5 Things Invented in Wisconsin That Make Summertime Super Fun

Tom Giffey

Vroomy vroom vroom, Wisconsin.
Vroomy vroom vroom, Wisconsin.


If you’ve ever zipped across a northwoods lake (or enjoyed watching a water ski show) you have Wisconsin mechanic and inventor Ole Evinrude to thank. Evinrude, a Norwegian immigrant, produced the first commercially viable gas-powered outboard motor in 1909. His spark of inspiration came on a hot day three years earlier when he rowed a boat on a 5-mile round-trip to get his girlfriend a dish of ice cream. (We’re guessing the treat melted, but it’s the thought that counts.) Why not build a motor for the boat, the exhausted suitor wondered? To make a long story short: The young woman, Bess, became his wife, and Evinrude is known as the father of the outboard motor.


The addition of chocolate syrup to ice cream seems like a small thing, but in the 19th century it was a radical notion. (Chocolate syrup was reserved for sodas.) According to Wisconsin lore, in the early 1890s a patron asked for just such a combination at an ice cream parlor in Two Rivers owned by Ed Berners, and the combo became a popular treat. In nearby Manitowoc, Charles Giffey began serving the dish, too, but only on Sundays. When a little girl demanded one on a weekday, Giffey complied, but changed the concoction’s name to “sundae.”


Speaking of sweet treats, malted milk is also a Wisconsin invention. Seeking to create a formula for infants, British immigrant brothers William and James Horlick first set up shop in Chicago and then in Racine, Wisconsin, in the 1870s. They patented their “granulated food for infants” in 1883 and trademarked the name “malted milk” in 1887.  The sweet, protein-packed powder became popular at soda shops as well as with explorers, which explains by you’ll find the Horlick Mountains in Antarctica!

Thanks, Wisconsin.
Thanks, Wisconsinites of yore.


When it opened in 1966, “The Wisconsin Bikeway,” a 300-mile trail between Kenosha and La Crosse, was the first bike trail to cross an entire state. Furthermore, the Elroy-to-Sparta part of the bikeway was one of the nation’s first “rails to trails” paths, having been converted from an unused railroad right-of-way into a bike trail. If you enjoy designated trails, you have Wisconsin’s pedaling pioneers to thank.
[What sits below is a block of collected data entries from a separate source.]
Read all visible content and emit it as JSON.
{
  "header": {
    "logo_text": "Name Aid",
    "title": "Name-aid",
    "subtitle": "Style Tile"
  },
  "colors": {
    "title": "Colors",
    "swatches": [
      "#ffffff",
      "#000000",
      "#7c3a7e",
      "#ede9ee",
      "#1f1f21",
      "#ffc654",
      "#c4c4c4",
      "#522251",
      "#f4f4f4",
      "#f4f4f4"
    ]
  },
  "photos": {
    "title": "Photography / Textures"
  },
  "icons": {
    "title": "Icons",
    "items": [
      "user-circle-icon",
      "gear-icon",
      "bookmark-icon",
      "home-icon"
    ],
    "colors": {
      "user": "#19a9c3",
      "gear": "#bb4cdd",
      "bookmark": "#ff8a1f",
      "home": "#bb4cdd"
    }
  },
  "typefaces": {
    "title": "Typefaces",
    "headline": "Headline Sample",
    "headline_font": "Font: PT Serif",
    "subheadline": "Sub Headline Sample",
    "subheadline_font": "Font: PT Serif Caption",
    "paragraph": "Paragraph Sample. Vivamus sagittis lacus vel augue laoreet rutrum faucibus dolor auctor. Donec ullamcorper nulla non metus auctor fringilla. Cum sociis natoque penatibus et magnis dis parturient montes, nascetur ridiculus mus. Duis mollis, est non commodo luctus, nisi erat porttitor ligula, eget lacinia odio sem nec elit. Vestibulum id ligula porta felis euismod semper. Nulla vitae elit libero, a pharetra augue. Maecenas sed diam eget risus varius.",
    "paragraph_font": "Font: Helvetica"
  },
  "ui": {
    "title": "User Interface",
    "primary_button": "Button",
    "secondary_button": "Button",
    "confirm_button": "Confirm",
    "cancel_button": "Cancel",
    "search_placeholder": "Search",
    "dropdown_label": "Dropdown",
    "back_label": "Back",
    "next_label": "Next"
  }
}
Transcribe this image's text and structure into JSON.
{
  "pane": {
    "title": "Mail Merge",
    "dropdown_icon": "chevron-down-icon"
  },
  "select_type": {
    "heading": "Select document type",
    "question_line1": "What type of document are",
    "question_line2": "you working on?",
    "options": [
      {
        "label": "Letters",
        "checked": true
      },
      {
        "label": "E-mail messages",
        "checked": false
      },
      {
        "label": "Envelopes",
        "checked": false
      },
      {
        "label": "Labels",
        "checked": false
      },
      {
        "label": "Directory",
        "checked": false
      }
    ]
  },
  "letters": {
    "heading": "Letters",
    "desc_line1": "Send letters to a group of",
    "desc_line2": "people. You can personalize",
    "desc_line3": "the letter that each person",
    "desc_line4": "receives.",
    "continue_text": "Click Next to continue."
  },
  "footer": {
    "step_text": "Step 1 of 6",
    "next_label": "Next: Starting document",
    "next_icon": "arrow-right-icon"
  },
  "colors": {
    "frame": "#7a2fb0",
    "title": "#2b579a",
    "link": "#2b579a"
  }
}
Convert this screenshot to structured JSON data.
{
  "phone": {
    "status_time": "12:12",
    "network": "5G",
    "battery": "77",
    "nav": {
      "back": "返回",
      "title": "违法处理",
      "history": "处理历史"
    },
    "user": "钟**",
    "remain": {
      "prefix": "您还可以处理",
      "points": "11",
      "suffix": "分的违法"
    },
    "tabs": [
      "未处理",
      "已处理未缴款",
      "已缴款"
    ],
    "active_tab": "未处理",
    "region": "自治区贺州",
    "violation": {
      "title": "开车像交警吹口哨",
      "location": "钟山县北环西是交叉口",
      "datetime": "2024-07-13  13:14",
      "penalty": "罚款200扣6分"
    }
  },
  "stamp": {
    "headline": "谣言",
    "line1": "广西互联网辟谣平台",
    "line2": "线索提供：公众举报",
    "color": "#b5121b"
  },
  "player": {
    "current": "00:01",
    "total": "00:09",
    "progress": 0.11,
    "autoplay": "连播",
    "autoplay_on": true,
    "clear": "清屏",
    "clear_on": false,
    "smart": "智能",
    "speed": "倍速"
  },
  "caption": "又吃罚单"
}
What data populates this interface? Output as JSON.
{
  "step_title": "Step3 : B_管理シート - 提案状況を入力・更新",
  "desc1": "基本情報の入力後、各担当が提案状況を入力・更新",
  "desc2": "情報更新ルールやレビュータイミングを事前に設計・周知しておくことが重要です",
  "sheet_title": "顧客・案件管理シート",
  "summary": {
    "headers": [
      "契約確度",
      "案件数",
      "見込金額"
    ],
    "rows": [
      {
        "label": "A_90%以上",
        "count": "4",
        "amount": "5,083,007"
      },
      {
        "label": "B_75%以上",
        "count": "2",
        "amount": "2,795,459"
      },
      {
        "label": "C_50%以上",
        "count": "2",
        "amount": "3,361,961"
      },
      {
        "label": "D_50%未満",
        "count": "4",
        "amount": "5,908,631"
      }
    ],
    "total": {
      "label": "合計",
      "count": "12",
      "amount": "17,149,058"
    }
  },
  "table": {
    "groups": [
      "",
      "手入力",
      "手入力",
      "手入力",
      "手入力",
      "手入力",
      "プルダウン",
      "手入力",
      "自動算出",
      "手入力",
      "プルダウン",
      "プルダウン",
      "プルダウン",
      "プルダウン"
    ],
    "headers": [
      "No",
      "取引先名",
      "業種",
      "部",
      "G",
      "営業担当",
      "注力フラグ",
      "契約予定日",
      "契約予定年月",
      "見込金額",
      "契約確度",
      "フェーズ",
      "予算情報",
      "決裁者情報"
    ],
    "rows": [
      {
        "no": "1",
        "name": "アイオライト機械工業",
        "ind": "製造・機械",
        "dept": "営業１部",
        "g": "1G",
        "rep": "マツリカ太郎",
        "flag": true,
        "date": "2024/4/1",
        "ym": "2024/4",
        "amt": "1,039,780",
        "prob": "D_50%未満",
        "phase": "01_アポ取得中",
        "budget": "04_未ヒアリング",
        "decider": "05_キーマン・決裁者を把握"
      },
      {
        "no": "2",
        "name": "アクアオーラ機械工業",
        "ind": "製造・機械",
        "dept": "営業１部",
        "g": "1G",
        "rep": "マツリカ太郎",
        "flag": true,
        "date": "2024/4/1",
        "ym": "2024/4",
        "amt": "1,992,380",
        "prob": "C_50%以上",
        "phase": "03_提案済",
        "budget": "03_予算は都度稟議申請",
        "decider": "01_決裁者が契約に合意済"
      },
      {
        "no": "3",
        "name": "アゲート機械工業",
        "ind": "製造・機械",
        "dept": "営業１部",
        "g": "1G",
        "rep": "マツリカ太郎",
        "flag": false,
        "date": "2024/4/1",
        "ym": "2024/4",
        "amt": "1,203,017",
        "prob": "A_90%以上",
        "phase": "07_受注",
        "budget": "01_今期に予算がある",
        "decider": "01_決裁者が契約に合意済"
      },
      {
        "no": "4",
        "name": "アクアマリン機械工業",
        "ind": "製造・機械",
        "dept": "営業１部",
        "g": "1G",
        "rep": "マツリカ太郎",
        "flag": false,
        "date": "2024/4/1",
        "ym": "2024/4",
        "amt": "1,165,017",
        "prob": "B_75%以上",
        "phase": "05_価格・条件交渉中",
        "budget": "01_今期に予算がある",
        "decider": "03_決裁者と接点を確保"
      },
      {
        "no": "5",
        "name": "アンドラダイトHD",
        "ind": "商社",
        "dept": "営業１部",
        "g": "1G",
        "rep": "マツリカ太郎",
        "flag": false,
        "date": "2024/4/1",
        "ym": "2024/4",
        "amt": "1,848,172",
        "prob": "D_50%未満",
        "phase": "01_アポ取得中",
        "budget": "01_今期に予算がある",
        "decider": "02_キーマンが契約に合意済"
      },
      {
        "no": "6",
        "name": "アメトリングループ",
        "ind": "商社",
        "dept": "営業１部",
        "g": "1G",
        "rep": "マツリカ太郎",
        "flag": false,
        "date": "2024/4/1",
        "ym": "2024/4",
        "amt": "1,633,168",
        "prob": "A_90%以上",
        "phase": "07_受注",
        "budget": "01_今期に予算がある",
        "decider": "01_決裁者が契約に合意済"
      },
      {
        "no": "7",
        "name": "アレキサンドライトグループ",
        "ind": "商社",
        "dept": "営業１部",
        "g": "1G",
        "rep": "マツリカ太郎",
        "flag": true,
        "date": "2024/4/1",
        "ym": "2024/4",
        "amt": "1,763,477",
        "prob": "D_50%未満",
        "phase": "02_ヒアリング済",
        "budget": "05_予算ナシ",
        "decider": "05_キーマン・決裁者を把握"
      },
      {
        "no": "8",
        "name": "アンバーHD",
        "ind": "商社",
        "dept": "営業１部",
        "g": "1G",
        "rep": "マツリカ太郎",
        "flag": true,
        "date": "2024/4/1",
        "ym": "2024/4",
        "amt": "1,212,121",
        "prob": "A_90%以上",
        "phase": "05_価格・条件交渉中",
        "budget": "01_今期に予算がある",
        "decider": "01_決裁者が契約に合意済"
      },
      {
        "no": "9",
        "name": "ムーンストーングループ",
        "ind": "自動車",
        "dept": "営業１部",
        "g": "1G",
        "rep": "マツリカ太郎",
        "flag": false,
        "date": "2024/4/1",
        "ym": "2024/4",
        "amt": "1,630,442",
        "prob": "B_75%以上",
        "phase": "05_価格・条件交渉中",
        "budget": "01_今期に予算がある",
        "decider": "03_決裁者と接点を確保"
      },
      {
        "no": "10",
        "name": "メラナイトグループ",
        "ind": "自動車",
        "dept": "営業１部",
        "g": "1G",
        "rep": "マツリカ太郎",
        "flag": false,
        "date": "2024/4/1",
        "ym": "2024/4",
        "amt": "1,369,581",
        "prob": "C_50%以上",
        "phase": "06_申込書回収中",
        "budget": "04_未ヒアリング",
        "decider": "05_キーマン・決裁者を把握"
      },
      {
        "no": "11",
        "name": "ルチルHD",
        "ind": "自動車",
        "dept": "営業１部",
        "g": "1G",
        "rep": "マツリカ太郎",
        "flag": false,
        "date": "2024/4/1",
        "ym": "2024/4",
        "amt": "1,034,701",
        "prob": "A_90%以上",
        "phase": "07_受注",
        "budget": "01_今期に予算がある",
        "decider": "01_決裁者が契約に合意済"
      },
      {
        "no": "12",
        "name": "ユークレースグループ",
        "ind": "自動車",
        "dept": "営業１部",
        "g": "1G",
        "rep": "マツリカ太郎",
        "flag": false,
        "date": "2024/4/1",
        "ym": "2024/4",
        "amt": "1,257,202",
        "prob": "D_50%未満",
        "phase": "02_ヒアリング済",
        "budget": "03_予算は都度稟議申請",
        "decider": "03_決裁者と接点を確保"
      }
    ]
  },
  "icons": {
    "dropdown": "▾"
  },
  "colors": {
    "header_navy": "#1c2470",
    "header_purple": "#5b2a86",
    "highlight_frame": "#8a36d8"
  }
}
This may seem like a stretch, but bear with us for a moment: In 1970, Wisconsin became the first state to ban the distribution and sale of DDT, an insecticide that was found to be be harming a lot more than insects – including mammals, fish, and birds, including the bald eagle. Following state and federal DDT bans, wildlife populations – including that of the bald eagle – began to recover. In other words, in part because Wisconsin took the lead 48 years ago, you can enjoy the beauty of our national symbol today.